Black History Month Book Review: Homegoing by Yaa Gyasi
Homegoing by Yaa Gyasi
Publisher: Knopf
Publication Date: June 7, 2016
My rating: 5 of 5 stars
Publisher’s Description:
Ghana, eighteenth century: two half-sisters are born into different villages, each unaware of the other. One will marry an Englishman and lead a life of comfort in the palatial rooms of the Cape Coast Castle. The other will be captured in a raid on her village, imprisoned in the very same castle, and sold into slavery.
One of Oprah’s Best Books of the Year and a PEN/Hemingway award winner, Homegoing follows the parallel paths of these sisters and their descendants through eight generations: from the Gold Coast to the plantations of Mississippi, from the American Civil War to Jazz Age Harlem. Yaa Gyasi’s extraordinary novel illuminates slavery’s troubled legacy both for those who were taken and those who stayed—and shows how the memory of captivity has been inscribed on the soul of our nation.
Homegoing is a great book to read for Black History Month because it covers such a broad swath of Black history in such a brilliant way.

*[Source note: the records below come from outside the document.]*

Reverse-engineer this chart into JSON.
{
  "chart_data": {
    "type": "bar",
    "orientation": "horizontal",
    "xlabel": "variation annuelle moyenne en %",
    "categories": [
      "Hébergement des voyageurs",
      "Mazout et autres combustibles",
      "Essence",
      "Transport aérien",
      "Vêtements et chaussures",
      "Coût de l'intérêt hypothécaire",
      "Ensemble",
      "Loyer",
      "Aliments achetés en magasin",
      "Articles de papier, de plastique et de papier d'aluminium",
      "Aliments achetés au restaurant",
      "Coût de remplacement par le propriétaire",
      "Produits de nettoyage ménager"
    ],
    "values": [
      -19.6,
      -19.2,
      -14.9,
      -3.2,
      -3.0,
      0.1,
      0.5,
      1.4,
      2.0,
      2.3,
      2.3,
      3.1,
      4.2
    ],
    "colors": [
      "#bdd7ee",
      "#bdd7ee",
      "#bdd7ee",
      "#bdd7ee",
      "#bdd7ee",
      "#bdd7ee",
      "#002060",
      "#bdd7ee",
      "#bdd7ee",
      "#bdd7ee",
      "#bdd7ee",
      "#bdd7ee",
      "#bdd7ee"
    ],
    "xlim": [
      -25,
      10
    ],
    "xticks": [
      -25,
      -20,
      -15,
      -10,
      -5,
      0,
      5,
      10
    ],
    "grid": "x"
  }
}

It starts out with two-half sisters, each born in Ghana, knowing nothing of the other. Effia marries an English slave trader and stays in Ghana, while Esi is captured and sold into slavery. Gyasi traces the lives of the sisters and their descendants through the generations up to the present day. Esi’s family’s trajectory shows very clearly slavery’s legacy in America – convict leasing, Jim Crow, etc. I think it will be eye-opening for people who have trouble understanding the roots of systemic racism in this country.

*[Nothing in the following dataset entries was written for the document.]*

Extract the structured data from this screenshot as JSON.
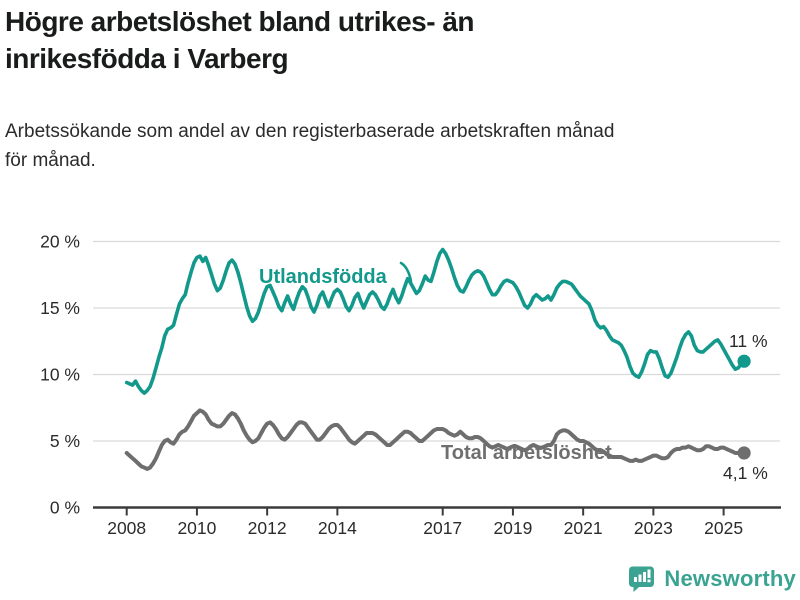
{
  "title": {
    "line1": "Högre arbetslöshet bland utrikes- än",
    "line2": "inrikesfödda i Varberg"
  },
  "subtitle": {
    "line1": "Arbetssökande som andel av den registerbaserade arbetskraften månad",
    "line2": "för månad."
  },
  "footer": {
    "brand": "Newsworthy",
    "logo_icon": "newsworthy-speech-bubble-bar-chart-icon",
    "brand_color": "#3aa392"
  },
  "colors": {
    "foreign_born_line": "#12998c",
    "total_line": "#6e6e6e",
    "axis": "#3b3b3b",
    "grid": "#d9d9d9",
    "tick_text": "#2b2b2b",
    "annotation_text": "#2b2b2b"
  },
  "chart_data": {
    "type": "line",
    "frequency": "monthly",
    "x_start": "2008-01",
    "x_end": "2025-08",
    "grid": "horizontal",
    "legend_position": "inline-labels",
    "ylim": [
      0,
      21
    ],
    "y_ticks": [
      0,
      5,
      10,
      15,
      20
    ],
    "y_tick_labels": [
      "0 %",
      "5 %",
      "10 %",
      "15 %",
      "20 %"
    ],
    "x_tick_years": [
      2008,
      2010,
      2012,
      2014,
      2017,
      2019,
      2021,
      2023,
      2025
    ],
    "x_tick_labels": [
      "2008",
      "2010",
      "2012",
      "2014",
      "2017",
      "2019",
      "2021",
      "2023",
      "2025"
    ],
    "series": [
      {
        "name": "Utlandsfödda",
        "color": "#12998c",
        "end_label": "11 %",
        "end_value": 11.0,
        "values": [
          9.4,
          9.3,
          9.2,
          9.5,
          9.1,
          8.8,
          8.6,
          8.8,
          9.1,
          9.7,
          10.5,
          11.3,
          12.0,
          12.9,
          13.4,
          13.5,
          13.7,
          14.5,
          15.3,
          15.7,
          16.0,
          16.9,
          17.7,
          18.4,
          18.8,
          18.9,
          18.5,
          18.8,
          18.2,
          17.5,
          16.8,
          16.3,
          16.5,
          17.1,
          17.8,
          18.4,
          18.6,
          18.3,
          17.7,
          16.9,
          16.0,
          15.1,
          14.4,
          14.0,
          14.2,
          14.7,
          15.4,
          16.1,
          16.6,
          16.7,
          16.2,
          15.7,
          15.1,
          14.8,
          15.4,
          15.9,
          15.3,
          14.9,
          15.6,
          16.2,
          16.6,
          16.4,
          15.8,
          15.1,
          14.7,
          15.2,
          15.9,
          16.2,
          15.6,
          15.1,
          15.7,
          16.2,
          16.4,
          16.2,
          15.7,
          15.1,
          14.8,
          15.2,
          15.8,
          16.1,
          15.5,
          15.0,
          15.5,
          16.0,
          16.2,
          16.0,
          15.6,
          15.1,
          14.9,
          15.3,
          15.9,
          16.4,
          15.8,
          15.4,
          15.9,
          16.6,
          17.2,
          16.9,
          16.5,
          16.1,
          16.3,
          16.8,
          17.4,
          17.1,
          17.0,
          17.7,
          18.5,
          19.1,
          19.4,
          19.1,
          18.6,
          18.0,
          17.3,
          16.7,
          16.3,
          16.2,
          16.6,
          17.1,
          17.5,
          17.7,
          17.8,
          17.7,
          17.4,
          16.9,
          16.4,
          16.0,
          16.0,
          16.3,
          16.7,
          17.0,
          17.1,
          17.0,
          16.9,
          16.6,
          16.2,
          15.7,
          15.2,
          15.0,
          15.3,
          15.8,
          16.0,
          15.8,
          15.6,
          15.7,
          15.9,
          15.6,
          16.0,
          16.5,
          16.8,
          17.0,
          17.0,
          16.9,
          16.8,
          16.5,
          16.2,
          15.9,
          15.7,
          15.5,
          15.3,
          14.8,
          14.1,
          13.7,
          13.5,
          13.6,
          13.3,
          12.9,
          12.6,
          12.5,
          12.4,
          12.2,
          11.8,
          11.3,
          10.6,
          10.1,
          9.9,
          9.8,
          10.2,
          10.8,
          11.5,
          11.8,
          11.7,
          11.7,
          11.2,
          10.5,
          9.9,
          9.8,
          10.1,
          10.7,
          11.3,
          12.0,
          12.6,
          13.0,
          13.2,
          12.9,
          12.2,
          11.8,
          11.7,
          11.7,
          11.9,
          12.1,
          12.3,
          12.5,
          12.6,
          12.3,
          11.9,
          11.5,
          11.1,
          10.7,
          10.4,
          10.5,
          10.8,
          11.0
        ]
      },
      {
        "name": "Total arbetslöshet",
        "color": "#6e6e6e",
        "end_label": "4,1 %",
        "end_value": 4.1,
        "values": [
          4.1,
          3.9,
          3.7,
          3.5,
          3.3,
          3.1,
          3.0,
          2.9,
          3.0,
          3.3,
          3.7,
          4.2,
          4.7,
          5.0,
          5.1,
          4.9,
          4.8,
          5.1,
          5.5,
          5.7,
          5.8,
          6.1,
          6.5,
          6.9,
          7.1,
          7.3,
          7.2,
          7.0,
          6.6,
          6.3,
          6.2,
          6.1,
          6.1,
          6.3,
          6.6,
          6.9,
          7.1,
          7.0,
          6.7,
          6.3,
          5.8,
          5.4,
          5.1,
          4.9,
          5.0,
          5.2,
          5.6,
          6.0,
          6.3,
          6.4,
          6.2,
          5.9,
          5.5,
          5.2,
          5.1,
          5.3,
          5.6,
          5.9,
          6.2,
          6.4,
          6.4,
          6.3,
          6.0,
          5.7,
          5.4,
          5.1,
          5.1,
          5.3,
          5.6,
          5.9,
          6.1,
          6.2,
          6.2,
          6.0,
          5.7,
          5.4,
          5.1,
          4.9,
          4.8,
          5.0,
          5.2,
          5.4,
          5.6,
          5.6,
          5.6,
          5.5,
          5.3,
          5.1,
          4.9,
          4.7,
          4.7,
          4.9,
          5.1,
          5.3,
          5.5,
          5.7,
          5.7,
          5.6,
          5.4,
          5.2,
          5.0,
          5.0,
          5.2,
          5.4,
          5.6,
          5.8,
          5.9,
          5.9,
          5.9,
          5.8,
          5.6,
          5.5,
          5.4,
          5.5,
          5.7,
          5.5,
          5.3,
          5.2,
          5.2,
          5.3,
          5.3,
          5.2,
          5.0,
          4.8,
          4.6,
          4.5,
          4.6,
          4.7,
          4.6,
          4.5,
          4.4,
          4.5,
          4.6,
          4.6,
          4.5,
          4.4,
          4.3,
          4.4,
          4.6,
          4.7,
          4.6,
          4.5,
          4.5,
          4.6,
          4.7,
          4.7,
          5.0,
          5.5,
          5.7,
          5.8,
          5.8,
          5.7,
          5.5,
          5.3,
          5.1,
          5.0,
          5.0,
          4.9,
          4.8,
          4.6,
          4.4,
          4.3,
          4.3,
          4.2,
          4.0,
          3.9,
          3.8,
          3.8,
          3.8,
          3.8,
          3.7,
          3.6,
          3.5,
          3.5,
          3.6,
          3.5,
          3.5,
          3.6,
          3.7,
          3.8,
          3.9,
          3.9,
          3.8,
          3.7,
          3.7,
          3.8,
          4.1,
          4.3,
          4.4,
          4.4,
          4.5,
          4.5,
          4.6,
          4.5,
          4.4,
          4.3,
          4.3,
          4.4,
          4.6,
          4.6,
          4.5,
          4.4,
          4.4,
          4.5,
          4.5,
          4.4,
          4.3,
          4.2,
          4.1,
          4.1,
          4.2,
          4.1
        ]
      }
    ]
  }
}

There are two chapters for each generation, one for each sister’s descendant. Each chapter is a snapshot of a signal moment in the life of the subject. In that way, it’s almost like a short story collection. I still felt deeply invested in each character’s fate, even though I didn’t get to spend much time with any of them. I can’t even imagine the research that went into a work of historical fiction like this – spanning almost 300 years in both Ghana and the United States. It was quite an undertaking, I’m sure. It’s amazing that this is Gyasi’s first novel. Highly recommended.